Given two numbers to be multiplied, A and B, where A_{0} is the least significant bit of A, we add them as follows:
A multiplicand (icand for short) + B multiplier (ier for short) ----- S product (prod for short)Usually, we are used to treating the terms multiplier and and multiplicand as synonyms, since multiplication is commutative, but the algorithms for multiplication treat these in very different ways!
The classic multiplication algorithm used on computers derives directly from an algorithm people frequently do in their heads. As an example, consider multiplying 12 by 15 mentally.

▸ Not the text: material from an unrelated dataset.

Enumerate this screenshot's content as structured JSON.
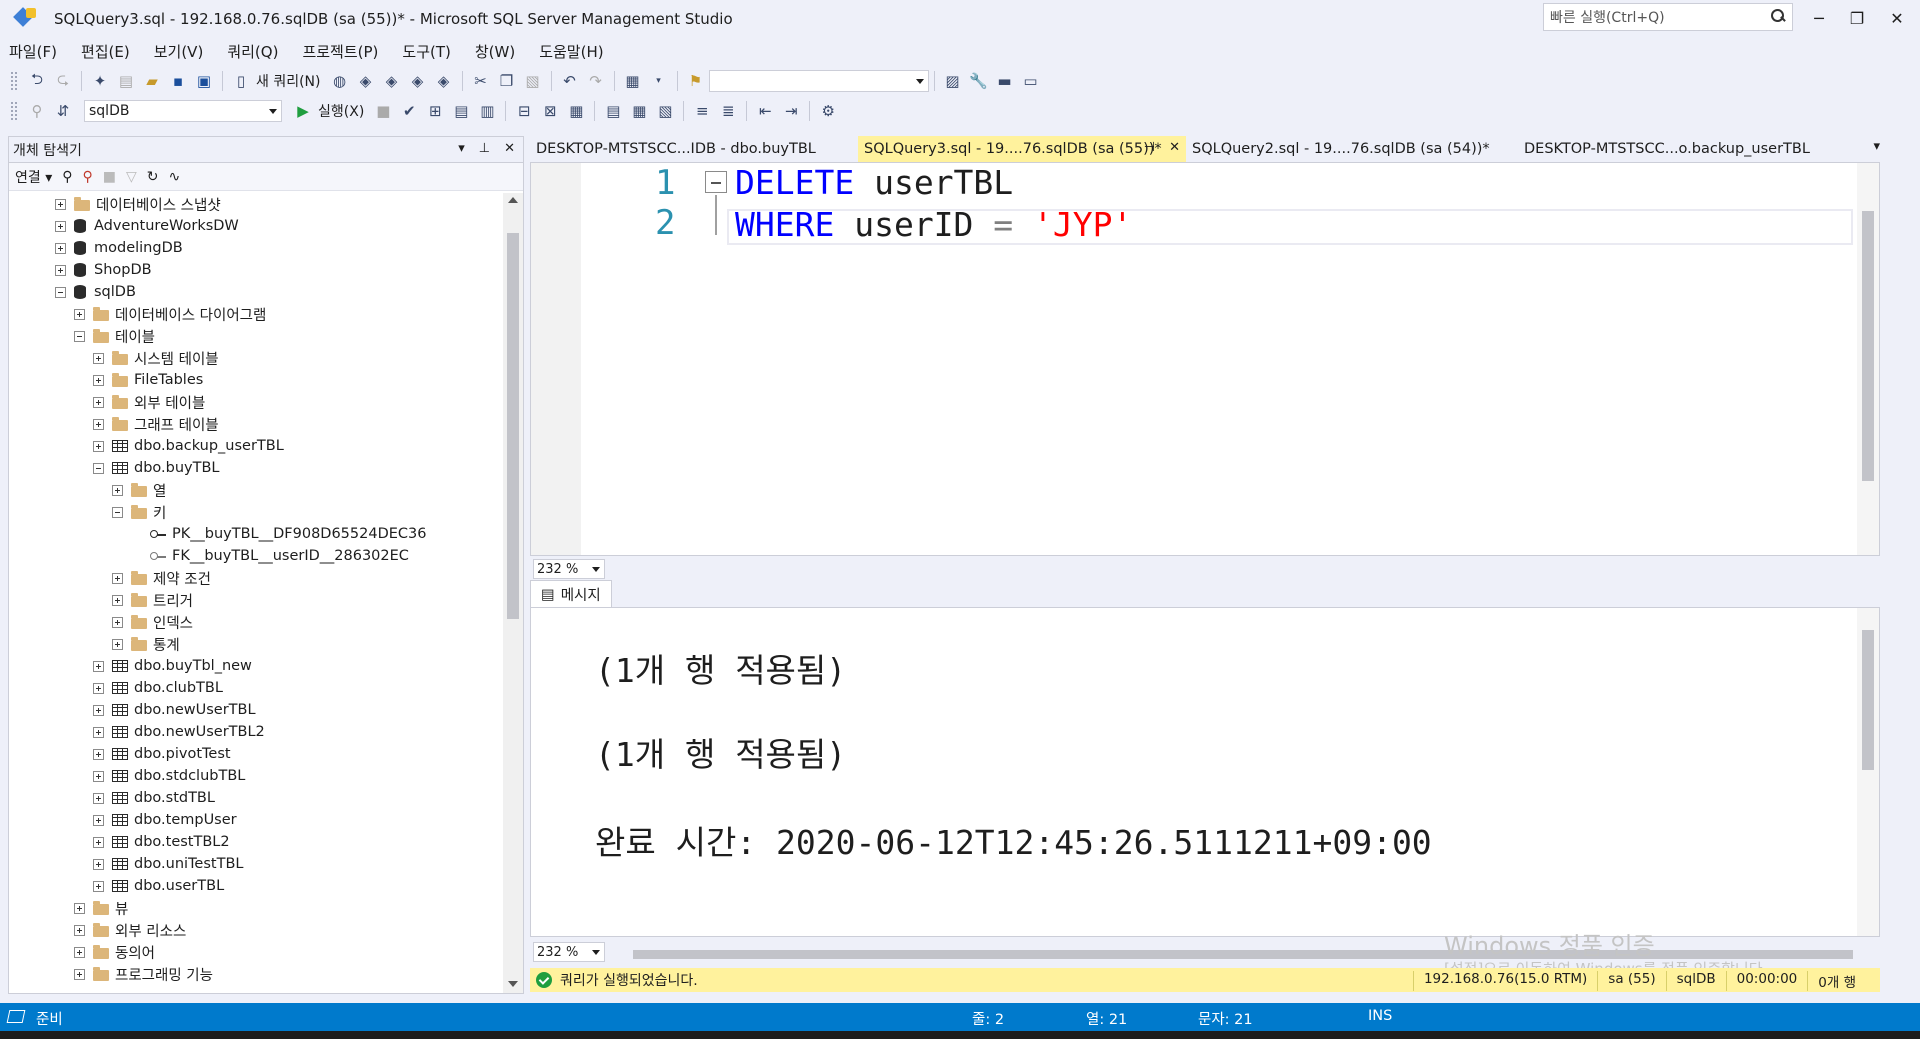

This is hard, but you can multiply 6 by 30 somewhat easier and 3 by 60 even more easily -- the conversions between these problems involve dividing the multiplier by two while doubling the multiplicand in order to reduce the problem to one you can handle in your head.
The full algorithm, known as the Russian peasant multiplication algorithm, can be expressed as:
times(ier, icand) = if even(ier) times(ier/2, icand*2) else times(ier/2, icand*2) + icandThis recursive formulation can be converted to iterative form:
unsigned int times(unsigned int ier, unsigned int icand) { unsigned int prod = 0; while (ier != 0) { if (ier & 1) prod = prod + icand; ier = ier >> 1; -- /2 icand = icand << 1; -- *2 } return prod; }In the above, we replaced multiplication and division by 2 by shift operators. The above, of course, only works for unsigned integers.
For a low-performance computer, we need to generalize the above algorithm to 2's complement numbers and then implement it in microcode or, for very low performance applications, leave it to the user to implement the above code directly in software. For a high performance machine, we need to transform the above algorithm into something that can be efficiently implemented without reliance on microcode or other slow hardware.